MALAYSIA International Shipping Corp Bhd (MISC) is optimistic that freight rates will stay firm in the current year.
Chairman Tan Sri Mohd Hassan Marican said in the company's latest annual report that the global economic recovery, driven by higher consumption, was expected to be sustained, at least in the near term.
“We at MISC, however, continue to remain vigilant and cautious. We continuously monitor the global economic and geopolitical environment, regulatory developments and the positioning of our global competitors,'' Hassan said.
He said MISC would continue to capitalise on the projected growth in the liquefied natural gas (LNG) trade by building up its LNG fleet beyond its current 17 vessels and the additional six already contracted to support additional business from both its parent, Petroliam Nasional Bhd (Petronas), and third-party customers.
On the group's outlook, Hassan said MISC would continue to focus on growing the high-yielding energy transportation segment and retaining its leadership position in the LNG and petroleum shipping businesses.

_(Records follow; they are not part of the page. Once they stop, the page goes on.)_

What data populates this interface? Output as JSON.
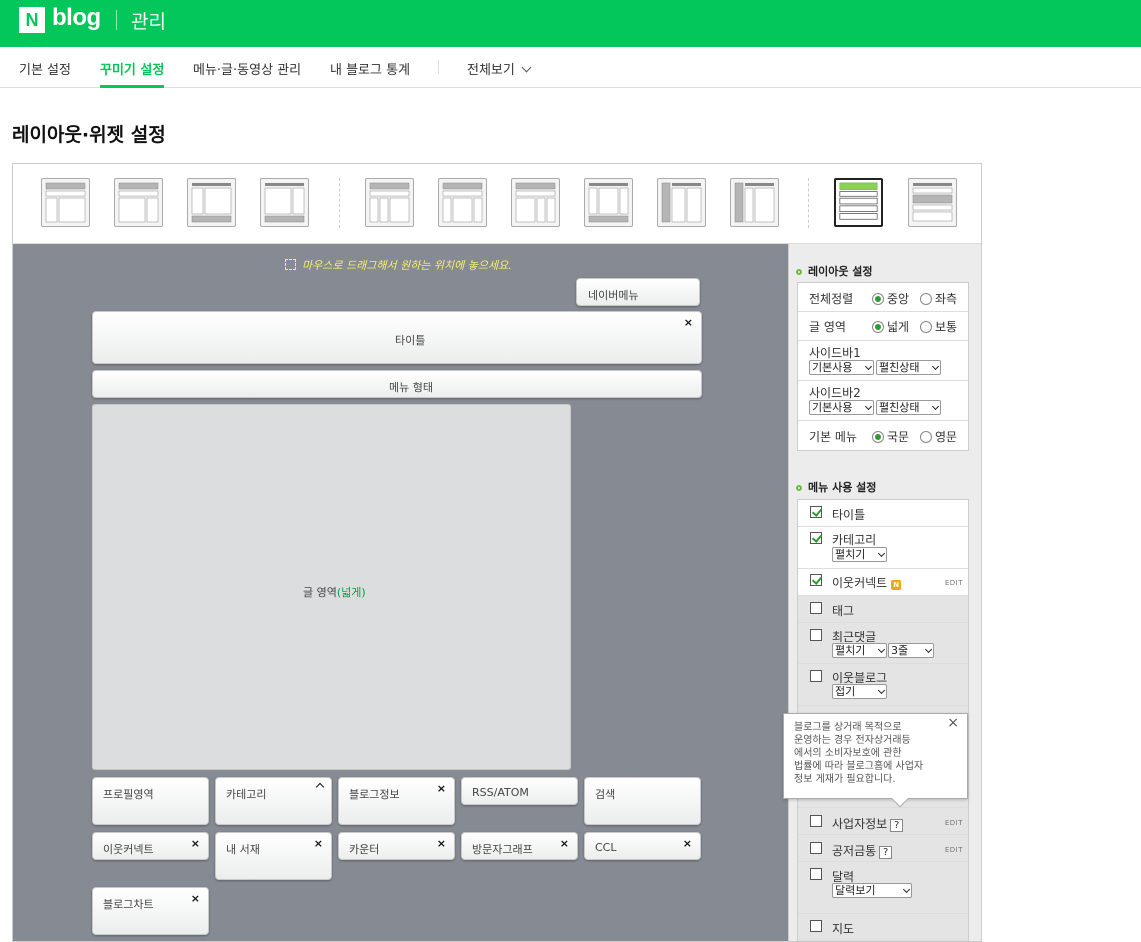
{
  "header": {
    "logo_n": "N",
    "logo_text": "blog",
    "title": "관리"
  },
  "nav": {
    "items": [
      "기본 설정",
      "꾸미기 설정",
      "메뉴·글·동영상 관리",
      "내 블로그 통계"
    ],
    "view_all": "전체보기",
    "active_index": 1
  },
  "page_title": "레이아웃·위젯 설정",
  "canvas": {
    "hint": "마우스로 드래그해서 원하는 위치에 놓으세요.",
    "navermenu": "네이버메뉴",
    "title_widget": "타이틀",
    "menu_widget": "메뉴 형태",
    "content_label": "글 영역",
    "content_suffix": "(넓게)",
    "close_symbol": "×",
    "widgets": {
      "profile": "프로필영역",
      "category": "카테고리",
      "bloginfo": "블로그정보",
      "rss": "RSS/ATOM",
      "search": "검색",
      "neighbor": "이웃커넥트",
      "library": "내 서재",
      "counter": "카운터",
      "visitgraph": "방문자그래프",
      "ccl": "CCL",
      "blogchart": "블로그차트"
    }
  },
  "layout_settings": {
    "title": "레이아웃 설정",
    "align": {
      "label": "전체정렬",
      "options": [
        "중앙",
        "좌측"
      ],
      "selected": "중앙"
    },
    "area": {
      "label": "글 영역",
      "options": [
        "넓게",
        "보통"
      ],
      "selected": "넓게"
    },
    "sidebar1": {
      "label": "사이드바1",
      "select1": "기본사용",
      "select2": "펼친상태"
    },
    "sidebar2": {
      "label": "사이드바2",
      "select1": "기본사용",
      "select2": "펼친상태"
    },
    "menu_lang": {
      "label": "기본 메뉴",
      "options": [
        "국문",
        "영문"
      ],
      "selected": "국문"
    }
  },
  "menu_settings": {
    "title": "메뉴 사용 설정",
    "items": {
      "title": {
        "label": "타이틀",
        "checked": true
      },
      "category": {
        "label": "카테고리",
        "checked": true,
        "select": "펼치기"
      },
      "neighbor": {
        "label": "이웃커넥트",
        "checked": true,
        "badge": "N",
        "edit": "EDIT"
      },
      "tag": {
        "label": "태그",
        "checked": false
      },
      "recent_comments": {
        "label": "최근댓글",
        "checked": false,
        "select1": "펼치기",
        "select2": "3줄"
      },
      "neighbor_blog": {
        "label": "이웃블로그",
        "checked": false,
        "select": "접기"
      },
      "business": {
        "label": "사업자정보",
        "checked": false,
        "help": "?",
        "edit": "EDIT"
      },
      "donation": {
        "label": "공저금통",
        "checked": false,
        "help": "?",
        "edit": "EDIT"
      },
      "calendar": {
        "label": "달력",
        "checked": false,
        "select": "달력보기"
      },
      "map": {
        "label": "지도",
        "checked": false
      }
    }
  },
  "tooltip": {
    "lines": [
      "블로그를 상거래 목적으로",
      "운영하는 경우 전자상거래등",
      "에서의 소비자보호에 관한",
      "법률에 따라 블로그홈에 사업자",
      "정보 게재가 필요합니다."
    ],
    "close": "×"
  },
  "colors": {
    "brand": "#03c75a",
    "canvas": "#868a93",
    "hint": "#f5f06a"
  }
}
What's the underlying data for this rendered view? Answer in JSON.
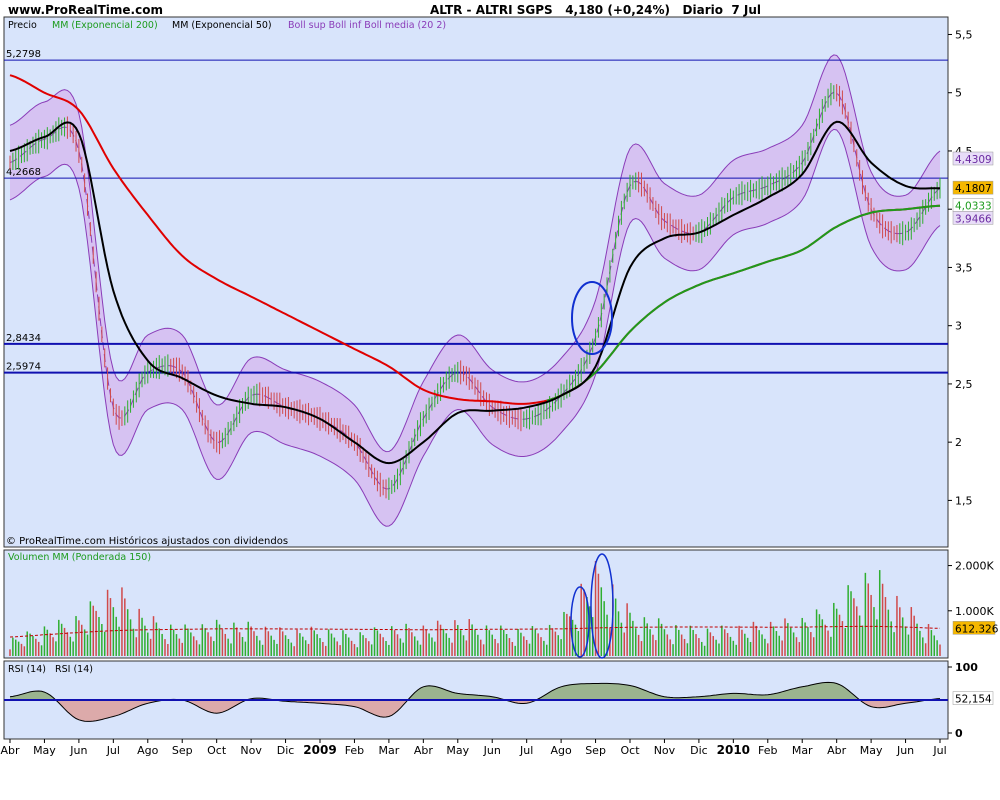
{
  "header": {
    "site": "www.ProRealTime.com",
    "symbol": "ALTR - ALTRI SGPS",
    "price": "4,180 (+0,24%)",
    "frequency": "Diario",
    "date": "7 Jul"
  },
  "colors": {
    "panel_bg": "#d8e4fb",
    "boll_fill": "#d6c2f2",
    "boll_line": "#8a3cb8",
    "ma200": "#e00000",
    "ma50": "#000000",
    "exp200_legend": "#1d9b1d",
    "volume_up": "#2fae2f",
    "volume_down": "#d04a4a",
    "level_line": "#1010b0",
    "circle": "#1030d0",
    "rsi_up_fill": "#9bb48f",
    "rsi_down_fill": "#dcaaaa"
  },
  "price_panel": {
    "legend": {
      "precio": "Precio",
      "mm200": "MM (Exponencial 200)",
      "mm50": "MM (Exponencial 50)",
      "boll": "Boll sup Boll inf Boll media (20 2)"
    },
    "footer": "© ProRealTime.com  Históricos ajustados con dividendos",
    "y_ticks": [
      "5,5",
      "5",
      "4,5",
      "4",
      "3,5",
      "3",
      "2,5",
      "2",
      "1,5"
    ],
    "levels": [
      {
        "label": "5,2798",
        "value": 5.2798
      },
      {
        "label": "4,2668",
        "value": 4.2668
      },
      {
        "label": "2,8434",
        "value": 2.8434
      },
      {
        "label": "2,5974",
        "value": 2.5974
      }
    ],
    "right_labels": [
      {
        "text": "4,4309",
        "value": 4.4309,
        "bg": "#e8ddf8",
        "fg": "#6a2aa0"
      },
      {
        "text": "4,1807",
        "value": 4.1807,
        "bg": "#f5b700",
        "fg": "#000000"
      },
      {
        "text": "4,0333",
        "value": 4.0333,
        "bg": "#ffffff",
        "fg": "#1d9b1d"
      },
      {
        "text": "3,9466",
        "value": 3.9466,
        "bg": "#e8ddf8",
        "fg": "#6a2aa0"
      }
    ]
  },
  "volume_panel": {
    "legend": "Volumen MM (Ponderada 150)",
    "y_ticks": [
      "2.000K",
      "1.000K"
    ],
    "last_label": "612.326"
  },
  "rsi_panel": {
    "legend_a": "RSI (14)",
    "legend_b": "RSI (14)",
    "y_ticks": [
      "100",
      "0"
    ],
    "last_label": "52,154"
  },
  "x_axis": {
    "labels": [
      "Abr",
      "May",
      "Jun",
      "Jul",
      "Ago",
      "Sep",
      "Oct",
      "Nov",
      "Dic",
      "2009",
      "Feb",
      "Mar",
      "Abr",
      "May",
      "Jun",
      "Jul",
      "Ago",
      "Sep",
      "Oct",
      "Nov",
      "Dic",
      "2010",
      "Feb",
      "Mar",
      "Abr",
      "May",
      "Jun",
      "Jul"
    ]
  },
  "chart_data": [
    {
      "type": "line",
      "name": "Precio",
      "x": [
        "Abr",
        "May",
        "Jun",
        "Jul",
        "Ago",
        "Sep",
        "Oct",
        "Nov",
        "Dic",
        "2009",
        "Feb",
        "Mar",
        "Abr",
        "May",
        "Jun",
        "Jul",
        "Ago",
        "Sep",
        "Oct",
        "Nov",
        "Dic",
        "2010",
        "Feb",
        "Mar",
        "Abr",
        "May",
        "Jun",
        "Jul"
      ],
      "ylim": [
        1.1,
        5.65
      ],
      "series": [
        {
          "name": "Precio",
          "values": [
            4.4,
            4.6,
            4.5,
            2.3,
            2.6,
            2.6,
            2.0,
            2.4,
            2.3,
            2.2,
            2.0,
            1.6,
            2.2,
            2.6,
            2.3,
            2.2,
            2.4,
            2.9,
            4.2,
            3.9,
            3.8,
            4.1,
            4.2,
            4.4,
            5.0,
            4.0,
            3.8,
            4.18
          ]
        },
        {
          "name": "MM (Exponencial 200)",
          "values": [
            5.15,
            5.0,
            4.85,
            4.35,
            3.95,
            3.6,
            3.4,
            3.25,
            3.1,
            2.95,
            2.8,
            2.65,
            2.45,
            2.37,
            2.35,
            2.33,
            2.4,
            2.6,
            2.95,
            3.2,
            3.35,
            3.45,
            3.55,
            3.65,
            3.85,
            3.97,
            4.0,
            4.03
          ]
        },
        {
          "name": "MM (Exponencial 50)",
          "values": [
            4.5,
            4.62,
            4.65,
            3.3,
            2.7,
            2.55,
            2.4,
            2.33,
            2.3,
            2.2,
            2.0,
            1.82,
            2.0,
            2.25,
            2.27,
            2.3,
            2.4,
            2.65,
            3.5,
            3.75,
            3.8,
            3.95,
            4.1,
            4.3,
            4.75,
            4.4,
            4.2,
            4.18
          ]
        }
      ]
    },
    {
      "type": "bar",
      "name": "Volumen",
      "x": [
        "Abr",
        "May",
        "Jun",
        "Jul",
        "Ago",
        "Sep",
        "Oct",
        "Nov",
        "Dic",
        "2009",
        "Feb",
        "Mar",
        "Abr",
        "May",
        "Jun",
        "Jul",
        "Ago",
        "Sep",
        "Oct",
        "Nov",
        "Dic",
        "2010",
        "Feb",
        "Mar",
        "Abr",
        "May",
        "Jun",
        "Jul"
      ],
      "ylim": [
        0,
        2300
      ],
      "values": [
        420,
        700,
        980,
        1600,
        950,
        700,
        800,
        750,
        620,
        650,
        550,
        700,
        720,
        850,
        700,
        650,
        900,
        2100,
        1100,
        800,
        650,
        700,
        800,
        900,
        1300,
        2000,
        1200,
        612
      ],
      "ma_values": [
        420,
        470,
        520,
        560,
        580,
        590,
        600,
        600,
        598,
        596,
        590,
        585,
        582,
        585,
        590,
        595,
        600,
        620,
        635,
        640,
        642,
        640,
        638,
        640,
        650,
        655,
        640,
        612
      ]
    },
    {
      "type": "area",
      "name": "RSI (14)",
      "x": [
        "Abr",
        "May",
        "Jun",
        "Jul",
        "Ago",
        "Sep",
        "Oct",
        "Nov",
        "Dic",
        "2009",
        "Feb",
        "Mar",
        "Abr",
        "May",
        "Jun",
        "Jul",
        "Ago",
        "Sep",
        "Oct",
        "Nov",
        "Dic",
        "2010",
        "Feb",
        "Mar",
        "Abr",
        "May",
        "Jun",
        "Jul"
      ],
      "ylim": [
        0,
        100
      ],
      "midline": 50,
      "values": [
        55,
        62,
        20,
        25,
        45,
        50,
        30,
        52,
        48,
        45,
        40,
        25,
        70,
        60,
        55,
        45,
        70,
        75,
        72,
        55,
        55,
        60,
        58,
        70,
        75,
        40,
        45,
        52.154
      ]
    }
  ]
}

“Efforts are being made to improve our capabilities and competencies to ensure the realisation of our vision to become the preferred provider of world-class maritime transportation and logistics services,'' he said.
Hassan said that due to the recovering global economy, the financial year to March 31 had been an exceptional one for the shipping business. This was despite geopolitical instability and uncertainties globally.
He attributed the exceptional performance to better freight rates in most of the shipping segments, and the incorporation of American Eagle Tankers Inc Ltd's (AET) financial results into the group.
The inclusion of AET had increased the contribution of the petroleum shipping business to 28% of the group’s bottom line, from 9%, thus effectively broadening MISC’s earnings base and at the same time reducing its reliance on the LPG shipping business, he added.
Hassan said the economic recovery, which strengthened global trade, had contributed to the surge in container shipping demand and to higher freight rates.
“Higher bulk shipping demand, driven mainly by China, coupled with tight bulk shipping capacity and port congestion, resulted in a dry bulk boom with a sharp upturn in bulk freight rates throughout the year,'' he said.
Hassan said that MISC, which completed the acquisition of AET in July last year, had benefited from the timing of the acquisition – which coincided with the upswing of the shipping market – and managed to realise the value of AET, as shown in this year’s results.
“Going forward, MISC expects a higher contribution from the enlarged petroleum shipping business through wider market coverage, cost and operational synergies, and a larger asset pool,'' he said.
For the year to March 31, MISC reported a 77.5% surge in group pre-tax profit to a record RM2.33bil from RM1.31bil the year before. Revenue was 40% higher at RM7.61bil, compared with RM5.43bil previously.
MISC has recommended a final dividend of 15 sen per share, tax exempt, plus a special dividend of 10 sen per share, also tax exempt. This would bring the total dividend for the financial year to 40 sen per share, the highest payout in the group's history.